Sacramento County’s Board of Supervisors was on the cusp of adopting a Climate Action Plan (CAP) this year. But after receiving a flood of public comments accompanying the plan’s final draft, a November email from the county announced their decision to delay a final hearing on its adoption until 2023.
The CAP describes measures to cut greenhouse gasses in the county, aiming for net-zero carbon emissions by 2030. It proposes a variety of options for cutting emissions in an effort to reach the target year, from reducing vehicle emissions to the electrification of buildings.
But, as previous comments on drafts of the plan have noted, the plan does not concretely explain how its outline will get the county to carbon neutrality by the 2030 target.
The target year was established in the county’s 2020 climate emergency declaration. In that same document, the county promised to form a Climate Emergency Mobilization Task Force, a group that would “oversee the development and implementation of a climate emergency response plan.”
John Lundgren, the county’s sustainability manager, said that work will be done with the help of that task force.
“The CAP gets us part way there,” Lundgren said. “But the county staff and the task force is going to be responsible for coming up with the climate emergency response plan that shows how we get all the way there.”
The task force was formed this year and held its first meeting in October. The group’s members include a variety of people with technical expertise as well as people with a history of focusing on environmental justice.
Once the climate action plan is adopted, the county will have a year to create a concrete outline which will get at exactly how the CAP will meet its 2030 target, with assistance from the task force. Since the plan has not yet been adopted, Lundgren said the county and task force are not yet operating under that deadline.
But that isn’t stopping the task force from doing its work. Timothy Alavi-Irvine, chair of the task force and a local environmental activist, was part of the 2020 effort that culminated in the county’s declaration of a climate emergency. He said he and other task force members have followed this issue for some time and have ideas on what to prioritize.
“We know roughly what we need to focus on,” Alavi-Irvine said. “Even though some parts of the CAP might change, a lot of the CAP and a lot of the main thrust of what we need to do is not going to change.”

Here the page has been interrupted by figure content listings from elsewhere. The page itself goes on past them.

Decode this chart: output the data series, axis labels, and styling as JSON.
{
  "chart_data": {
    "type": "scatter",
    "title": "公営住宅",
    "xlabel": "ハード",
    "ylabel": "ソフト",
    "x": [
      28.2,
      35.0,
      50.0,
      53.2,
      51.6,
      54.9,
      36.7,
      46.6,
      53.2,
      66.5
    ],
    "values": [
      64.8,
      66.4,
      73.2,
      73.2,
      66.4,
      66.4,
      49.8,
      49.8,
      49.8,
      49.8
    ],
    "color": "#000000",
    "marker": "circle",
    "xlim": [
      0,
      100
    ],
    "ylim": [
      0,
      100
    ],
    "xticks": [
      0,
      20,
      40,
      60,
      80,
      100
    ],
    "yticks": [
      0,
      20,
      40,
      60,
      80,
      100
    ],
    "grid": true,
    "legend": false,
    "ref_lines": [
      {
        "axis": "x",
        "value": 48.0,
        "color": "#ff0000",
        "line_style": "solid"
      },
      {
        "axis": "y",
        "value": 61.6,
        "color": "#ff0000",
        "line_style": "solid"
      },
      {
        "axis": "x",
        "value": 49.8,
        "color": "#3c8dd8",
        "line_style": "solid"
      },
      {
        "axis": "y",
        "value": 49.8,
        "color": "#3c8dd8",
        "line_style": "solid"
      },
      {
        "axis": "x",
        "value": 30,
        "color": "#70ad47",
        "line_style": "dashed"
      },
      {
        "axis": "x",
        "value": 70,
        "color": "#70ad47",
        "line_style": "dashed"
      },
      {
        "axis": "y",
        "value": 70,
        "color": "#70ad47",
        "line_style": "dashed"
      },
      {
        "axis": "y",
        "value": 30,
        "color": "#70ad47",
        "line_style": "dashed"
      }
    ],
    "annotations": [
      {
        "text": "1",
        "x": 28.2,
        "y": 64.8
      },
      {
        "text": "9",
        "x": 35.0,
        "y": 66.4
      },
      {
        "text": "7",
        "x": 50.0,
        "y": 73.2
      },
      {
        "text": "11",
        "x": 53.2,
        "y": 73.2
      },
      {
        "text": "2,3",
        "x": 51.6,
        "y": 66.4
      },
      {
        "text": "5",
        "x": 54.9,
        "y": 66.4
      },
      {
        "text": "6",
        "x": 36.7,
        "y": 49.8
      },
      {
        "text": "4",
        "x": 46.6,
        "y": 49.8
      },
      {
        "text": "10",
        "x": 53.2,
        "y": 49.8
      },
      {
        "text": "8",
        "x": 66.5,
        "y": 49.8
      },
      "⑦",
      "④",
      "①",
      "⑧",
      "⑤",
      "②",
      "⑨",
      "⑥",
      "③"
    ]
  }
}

Alavi-Irvine said one priority for the task force will be to focus on “environmental justice communities.” Often, this describes low-income communities of color that are hit hardest by the impacts of pollution and climate change, and have fewer resources to respond. Locally, he said that this would mean fortifying areas like South Sacramento and Arden-Arcade.
“Those are definitely priority geographic areas for us and priority communities for us,” he said. “We want to move forward centering equity and understanding that climate collapse is going to hit poorer people and people of color and people without adequate political representation worse and it's going to hit them first.”
Supriya Patel, vice chair of the task force and founder of the Sacramento chapter of Fridays for Future, said she also wants to make sure that the task force’s work is accessible.
“I know that a lot of times these discussions around climate policy can be relatively hard to find or inaccessible to people who have not previously engaged in them,” Patel said. “I really love how the task force has such a goal of reaching out to all different types of communities, from labor communities to our unhoused population to youth.”
Patel said it’s important that they work efficiently.
“2030 is not very far away,” Patel said. “But that doesn't mean that it's not a goal that we should work towards because with the severity of the climate crisis, it is absolutely necessary to take that action incredibly quickly.”
The task force plans to meet on the second Thursday of every month at 6 PM.